May 5th, 2021
Discourse, Vol. 8
SHE THE INAPPRPORIATE/D OTHER
Wayne State University Press
Bell Hooks told me that you can own your story if you talk back. But she warned me, it comes with a price.
I wish I had read Bell Hooks 35 years ago. I don’t know if I would’ve believed her then. I was raised on media after school specials that spewed false truths that it was okay to trust the cops now, they were listening, they were there for the victims. But I learned the truth about the patriarchy that controls the world when I reported my child sex crimes to the LAPD and reported my criminal mother to law enforcement eleven years ago. Bell Hooks warned me, but I read her 35 years too late.
But I knew something was amiss, growing up. One of the men who tried to sexually assault me when I was in the 7th grade was in movies, commercials and a pundit on serious news channels. He was celebrated, yet there was a small article in a magazine about his sick behavior towards children in 1988, a whisper of who he was at his core.

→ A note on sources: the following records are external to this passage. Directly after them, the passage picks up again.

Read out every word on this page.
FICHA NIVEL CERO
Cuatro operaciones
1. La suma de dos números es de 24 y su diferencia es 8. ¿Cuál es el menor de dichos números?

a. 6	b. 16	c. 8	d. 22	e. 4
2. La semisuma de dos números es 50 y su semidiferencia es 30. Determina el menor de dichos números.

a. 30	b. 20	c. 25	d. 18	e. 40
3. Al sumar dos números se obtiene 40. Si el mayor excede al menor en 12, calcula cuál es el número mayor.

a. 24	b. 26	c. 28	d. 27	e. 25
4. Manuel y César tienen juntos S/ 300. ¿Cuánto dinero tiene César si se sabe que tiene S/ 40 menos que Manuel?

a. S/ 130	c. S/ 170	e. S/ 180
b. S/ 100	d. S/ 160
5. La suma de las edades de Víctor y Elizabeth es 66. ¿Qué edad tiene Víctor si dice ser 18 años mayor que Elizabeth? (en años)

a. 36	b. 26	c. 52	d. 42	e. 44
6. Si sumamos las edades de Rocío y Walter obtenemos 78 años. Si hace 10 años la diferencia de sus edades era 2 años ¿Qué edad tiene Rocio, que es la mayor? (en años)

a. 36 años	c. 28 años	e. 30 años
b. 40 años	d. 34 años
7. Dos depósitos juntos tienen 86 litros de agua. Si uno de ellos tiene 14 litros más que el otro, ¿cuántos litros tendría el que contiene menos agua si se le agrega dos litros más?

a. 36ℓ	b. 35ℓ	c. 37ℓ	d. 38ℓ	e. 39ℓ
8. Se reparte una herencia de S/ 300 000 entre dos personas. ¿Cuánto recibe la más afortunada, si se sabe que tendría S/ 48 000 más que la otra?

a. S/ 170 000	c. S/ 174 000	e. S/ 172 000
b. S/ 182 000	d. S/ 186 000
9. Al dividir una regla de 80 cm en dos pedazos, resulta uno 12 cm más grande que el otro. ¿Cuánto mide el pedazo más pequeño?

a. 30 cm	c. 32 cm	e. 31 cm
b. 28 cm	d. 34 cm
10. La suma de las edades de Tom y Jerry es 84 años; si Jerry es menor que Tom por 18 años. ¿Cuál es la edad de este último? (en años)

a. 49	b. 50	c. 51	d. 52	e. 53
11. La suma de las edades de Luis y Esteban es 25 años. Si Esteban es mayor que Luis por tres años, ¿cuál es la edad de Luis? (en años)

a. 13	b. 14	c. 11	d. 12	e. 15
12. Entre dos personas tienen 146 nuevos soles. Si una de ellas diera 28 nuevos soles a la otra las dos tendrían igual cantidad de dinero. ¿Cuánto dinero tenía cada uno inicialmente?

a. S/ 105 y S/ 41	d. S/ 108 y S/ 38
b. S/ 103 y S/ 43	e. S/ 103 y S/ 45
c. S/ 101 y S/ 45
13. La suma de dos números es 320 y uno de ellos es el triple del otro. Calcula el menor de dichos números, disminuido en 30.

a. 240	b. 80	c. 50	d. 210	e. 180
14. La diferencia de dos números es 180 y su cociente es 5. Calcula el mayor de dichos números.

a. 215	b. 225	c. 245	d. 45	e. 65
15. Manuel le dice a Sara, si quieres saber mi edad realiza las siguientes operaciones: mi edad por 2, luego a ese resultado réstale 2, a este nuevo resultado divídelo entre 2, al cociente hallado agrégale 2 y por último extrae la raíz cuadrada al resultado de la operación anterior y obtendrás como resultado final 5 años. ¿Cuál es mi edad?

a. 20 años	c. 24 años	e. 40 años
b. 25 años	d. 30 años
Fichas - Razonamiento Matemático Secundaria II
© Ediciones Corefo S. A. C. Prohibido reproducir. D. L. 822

But then a few years later he had his own game show for a decade after that, so the whisper of this pervert was swept under the rug, the applause lights came on, and he was a star again.
I had told my school when it was happening, when he was calling my house trying to get me to meet him in the city to have sex with him when I was in the 7th grade and he was in his forties, but we moved three days later. Speaking truth comes with a price, Bell Hooks told me in her writings, but I didn’t know about her 35 years ago, I turned to heavy metal instead. They spoke of the anger I felt, conveyed in heavy guitar riffs and power chords that thumped to the angry pounding in my chest when I saw the pervert on TV.
They will do anything to annihilate the woman who speaks her truth to power, who threatens their system, Bell Hooks warns me, but I read her too late. I intuitively knew this at the police station, the cop’s smirks and eye rolling was the clue, but the after-school specials had told me they were the good guys. Shut up and take it, the cops said with their refusal to press charges against the powerful pervert on TV. Shut up and don’t disrupt our narrative. We’re the good guys.
They’ll annihilate you if you rip their masks off. They’ll discredit you, gaslight you and call you crazy. They know your only power is your truth, your voice, and speaking the truth, so they’ll try to silence you too.
“ That was crazy talk, crazy speech, the kind that would lead you to end up in a mental institution. ‘Little girl,’ I would be told, ‘ if you don’t stop all this crazy talk and crazy acting you are going to end up right out there at Western State.’ Madness too, not just physical abuse, was the punishment for too much talk if you were female.”
Hooks writes about the threat of being silenced and suppressed speech as more of a terror then of being considered mad and locked up.
All of these valid threats, because women dared to speak the truth, to talk back, to question the machine.